Return human-readable event labels sorted by start time.

Collects all sub-metrics into a flat list, sorts by start_time, and returns formatted strings suitable for logging.

Returns:

List of formatted strings, one per event, in chronological order.

class pipecat.observers.user_bot_latency_observer.UserBotLatencyObserver(*, max_frames=100, **kwargs)[source]

Bases: BaseObserver

Observer that tracks user-to-bot response latency.

Measures the time between when a user stops speaking (VADUserStoppedSpeakingFrame) and when the bot starts speaking (BotStartedSpeakingFrame).
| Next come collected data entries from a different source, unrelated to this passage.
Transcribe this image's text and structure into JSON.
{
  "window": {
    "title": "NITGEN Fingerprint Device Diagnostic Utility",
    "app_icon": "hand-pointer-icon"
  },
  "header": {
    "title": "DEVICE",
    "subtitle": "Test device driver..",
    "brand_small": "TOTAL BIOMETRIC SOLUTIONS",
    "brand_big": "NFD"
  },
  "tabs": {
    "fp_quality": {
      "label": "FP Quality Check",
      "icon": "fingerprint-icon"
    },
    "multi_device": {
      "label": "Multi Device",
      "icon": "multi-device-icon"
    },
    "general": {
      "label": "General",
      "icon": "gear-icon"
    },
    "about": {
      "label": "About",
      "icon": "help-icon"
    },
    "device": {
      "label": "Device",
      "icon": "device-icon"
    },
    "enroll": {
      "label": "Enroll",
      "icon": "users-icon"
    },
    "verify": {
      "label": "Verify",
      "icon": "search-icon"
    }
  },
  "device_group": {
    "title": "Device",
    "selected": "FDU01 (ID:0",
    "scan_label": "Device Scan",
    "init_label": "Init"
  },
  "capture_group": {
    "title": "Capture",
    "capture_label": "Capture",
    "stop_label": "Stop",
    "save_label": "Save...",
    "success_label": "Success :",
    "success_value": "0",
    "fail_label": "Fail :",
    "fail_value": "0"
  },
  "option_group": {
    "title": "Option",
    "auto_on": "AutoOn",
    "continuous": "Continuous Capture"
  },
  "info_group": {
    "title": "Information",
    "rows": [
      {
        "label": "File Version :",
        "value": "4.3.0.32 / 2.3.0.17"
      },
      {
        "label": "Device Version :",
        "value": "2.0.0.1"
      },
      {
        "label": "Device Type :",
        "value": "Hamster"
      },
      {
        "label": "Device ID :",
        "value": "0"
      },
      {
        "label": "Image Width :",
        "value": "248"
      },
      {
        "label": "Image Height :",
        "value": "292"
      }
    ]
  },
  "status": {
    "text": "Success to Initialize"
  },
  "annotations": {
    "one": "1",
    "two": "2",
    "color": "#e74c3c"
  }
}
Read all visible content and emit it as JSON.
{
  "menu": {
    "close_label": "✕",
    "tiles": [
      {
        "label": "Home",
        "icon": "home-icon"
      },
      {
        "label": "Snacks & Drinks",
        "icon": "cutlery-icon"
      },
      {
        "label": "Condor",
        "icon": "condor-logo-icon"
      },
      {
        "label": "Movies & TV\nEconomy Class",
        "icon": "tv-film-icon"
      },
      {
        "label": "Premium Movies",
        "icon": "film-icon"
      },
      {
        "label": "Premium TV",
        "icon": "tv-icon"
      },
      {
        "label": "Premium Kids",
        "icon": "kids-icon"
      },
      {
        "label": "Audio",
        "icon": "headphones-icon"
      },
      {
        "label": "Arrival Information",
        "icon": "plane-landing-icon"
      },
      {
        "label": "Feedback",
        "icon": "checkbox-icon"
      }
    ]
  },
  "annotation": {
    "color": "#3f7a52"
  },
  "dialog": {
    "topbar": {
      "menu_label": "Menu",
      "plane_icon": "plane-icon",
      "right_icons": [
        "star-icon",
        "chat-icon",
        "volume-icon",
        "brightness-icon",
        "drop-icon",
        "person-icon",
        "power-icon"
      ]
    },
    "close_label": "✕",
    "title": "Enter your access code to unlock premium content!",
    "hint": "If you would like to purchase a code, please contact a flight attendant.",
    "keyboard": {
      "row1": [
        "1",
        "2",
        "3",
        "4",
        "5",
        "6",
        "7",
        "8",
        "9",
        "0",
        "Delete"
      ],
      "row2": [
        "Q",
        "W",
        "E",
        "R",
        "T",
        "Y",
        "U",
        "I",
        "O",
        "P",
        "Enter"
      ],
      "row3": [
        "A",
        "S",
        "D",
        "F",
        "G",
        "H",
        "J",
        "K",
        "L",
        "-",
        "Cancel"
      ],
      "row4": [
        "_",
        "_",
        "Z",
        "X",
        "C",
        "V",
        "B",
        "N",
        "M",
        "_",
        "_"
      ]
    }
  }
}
Emits events when latency is measured, allowing consumers to log, trace, or otherwise process the latency data.

When enable_metrics=True in pipeline params, also collects per-service latency breakdown (TTFB, text aggregation) and emits an on_latency_breakdown event alongside the existing latency measurement.

This observer follows the composition pattern used by TurnTrackingObserver, acting as a reusable component for latency measurement.

Events:
on_latency_measured(observer, latency_seconds): Emitted when

time-to-first-bot-speech is calculated. Measures the time from when the user stopped speaking to when the bot starts speaking.

on_latency_breakdown(observer, breakdown): Emitted at each

BotStartedSpeakingFrame with a LatencyBreakdown containing per-service metrics collected during the user→bot cycle.

on_first_bot_speech_latency(observer, latency_seconds): Emitted once,

the first time BotStartedSpeakingFrame arrives after ClientConnectedFrame. Measures the time from client connection to the first bot speech.

__init__(*, max_frames=100, **kwargs)[source]

Initialize the user-bot latency observer.

Sets up tracking for processed frames and user speech timing to calculate response latencies.

Parameters:
  • max_frames – Maximum number of frame IDs to keep in history for duplicate detection. Defaults to 100.

  • **kwargs – Additional arguments passed to parent class.

async on_push_frame(data: FramePushed)[source]

Process frames to track speech timing and calculate latency.

Tracks VAD events and bot speaking events to measure the time between user stopping speech and bot starting speech. Also accumulates metrics from MetricsFrame for the latency breakdown.

Parameters:

data – Frame push event containing the frame and direction information.